If it is the real body and blood directly present with us, why does Jesus say “do this in *memory *of me” in the gospels? This implies absence of the real thing–namely Jesus–rather, you have *impressions *of its past presence on your mind.
 
Hi, I have a question about the Eucharist.

If it is the real body and blood directly present with us, why does Jesus say “do this in *memory *of me” in the gospels? This implies absence of the real thing–namely Jesus–rather, you have *impressions *of its past presence on your mind.
Christ does not command only a remembrance of him, rather to take his body and blood with a remembrance of him.

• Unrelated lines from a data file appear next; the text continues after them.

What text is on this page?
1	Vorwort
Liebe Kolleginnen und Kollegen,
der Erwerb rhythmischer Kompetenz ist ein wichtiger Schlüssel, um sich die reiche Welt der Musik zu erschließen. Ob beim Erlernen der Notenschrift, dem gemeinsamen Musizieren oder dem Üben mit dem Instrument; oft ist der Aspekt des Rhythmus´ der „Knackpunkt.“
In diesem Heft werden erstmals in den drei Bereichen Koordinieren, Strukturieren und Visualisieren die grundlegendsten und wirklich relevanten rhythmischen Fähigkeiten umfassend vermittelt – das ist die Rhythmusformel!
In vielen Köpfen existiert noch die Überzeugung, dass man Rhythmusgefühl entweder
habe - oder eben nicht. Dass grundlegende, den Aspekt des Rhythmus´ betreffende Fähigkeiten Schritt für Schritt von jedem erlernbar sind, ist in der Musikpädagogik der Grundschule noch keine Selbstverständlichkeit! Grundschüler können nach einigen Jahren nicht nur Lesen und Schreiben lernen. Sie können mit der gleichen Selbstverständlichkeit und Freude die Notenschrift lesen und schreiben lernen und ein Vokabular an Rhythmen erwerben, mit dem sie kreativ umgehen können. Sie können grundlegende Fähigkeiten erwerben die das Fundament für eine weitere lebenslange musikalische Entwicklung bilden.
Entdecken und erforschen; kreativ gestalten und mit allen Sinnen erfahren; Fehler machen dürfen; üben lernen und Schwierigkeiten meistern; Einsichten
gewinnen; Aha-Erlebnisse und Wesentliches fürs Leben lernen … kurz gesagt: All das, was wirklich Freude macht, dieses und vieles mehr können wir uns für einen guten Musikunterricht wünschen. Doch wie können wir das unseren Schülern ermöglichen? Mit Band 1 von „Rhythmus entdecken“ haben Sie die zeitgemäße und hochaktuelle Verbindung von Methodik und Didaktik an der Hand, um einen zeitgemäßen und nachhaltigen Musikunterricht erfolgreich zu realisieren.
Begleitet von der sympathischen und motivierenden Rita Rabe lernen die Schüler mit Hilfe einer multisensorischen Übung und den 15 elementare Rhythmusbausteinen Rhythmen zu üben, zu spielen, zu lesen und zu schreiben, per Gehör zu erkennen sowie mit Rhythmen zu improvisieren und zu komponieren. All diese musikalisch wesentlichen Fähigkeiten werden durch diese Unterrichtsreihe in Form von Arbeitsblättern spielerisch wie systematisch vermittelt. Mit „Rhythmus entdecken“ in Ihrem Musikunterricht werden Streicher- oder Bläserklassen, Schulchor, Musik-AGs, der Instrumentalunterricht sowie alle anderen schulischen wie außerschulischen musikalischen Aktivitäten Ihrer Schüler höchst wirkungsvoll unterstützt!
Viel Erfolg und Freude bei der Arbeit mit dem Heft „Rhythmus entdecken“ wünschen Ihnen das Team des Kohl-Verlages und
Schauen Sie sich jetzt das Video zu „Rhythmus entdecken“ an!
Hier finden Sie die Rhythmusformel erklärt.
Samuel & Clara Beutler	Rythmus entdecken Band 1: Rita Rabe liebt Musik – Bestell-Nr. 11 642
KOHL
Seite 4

There is a *memorial of his *sacrifice.

After making Christ present in the Eucharist, we offer Him to the Father.
Catechism of the Catholic Church
1357 We carry out this command of the Lord by celebrating the memorial of his sacrifice. In so doing, we offer to the Father what he has himself given us: the gifts of his creation, bread and wine which, by the power of the Holy Spirit and by the words of Christ, have become the body and blood of Christ. Christ is thus really and mysteriously made present.
 
Remembrance does not imply absence – not even in common parlance. I just ran into someone in the Post Office yesterday whom I had not seen in quite a few years. He had aged quite a bit. He was always a neat dresser and was always well-groomed. Now he is shabbily dressed, shaggy-haired and unkempt. We walked pass each other and he turned back and said, “Don’t I know you?” I recognized him and responded, “Yes, I remember you!” He was certainly present and yet I remembered him and said just that. Also, when Jesus, in the Greek translation of his Aramaic words, used the word “anamnesin” he was calling on the Jewish tradition of the celebration of the Passover and transforming it from a re-presentation of the Passover from slavery in Egypt to freedom to a re-presentation of his life-giving suffering and death. Even today, the youngest child in the Jewish family asks at the Passover meal, “Why is THIS night not like any other night?” Not, “why was THAT night…” The Passover is considered to be present in its re-presentation, its solemnization, its ritual enactment. Later on the in same chapter (22) of Luke that has the Last Supper, after Peter denied even knowing Jesus, Jesus looks at Peter and Peter is said to remember the words Jesus had spoken to him that he would deny him three times. It was precisely Jesus’ presence that enabled Peter to remember his words, not his absence. We use similar language for using a computer. Something may be in the memory (human or computer) but recalling it is a different matter.
 
The priest says, “In memory of me”, because the priest is acting in the person of Christ, as he does when he administers all sacraments.
 
Our LORD died a real, bodily death, and we still don’t have HIM with us in HIS natural human self. It is that sacrifice that we “commemorate.”

IMS.

ICXC NIKA
 
Our LORD died a real, bodily death, and we still don’t have HIM with us in HIS natural human self. It is that sacrifice that we “commemorate.”

IMS.

ICXC NIKA
Cacechism

1365
Because it is the memorial of Christ’s Passover, the Eucharist is also a sacrifice. The sacrificial character of the Eucharist is manifested in the very words of institution:
“This is my body which is given for you” and "This cup which is poured out for you is the New Covenant in my blood."187
In the Eucharist Christ gives us the very body which he gave up for us on the cross, the very blood which he "poured out for many for the forgiveness of sins."188
Really present “under the outward appearances of sensible things.” – Mysterium Fidei of Pope Paul VI, 1965. (No. 45)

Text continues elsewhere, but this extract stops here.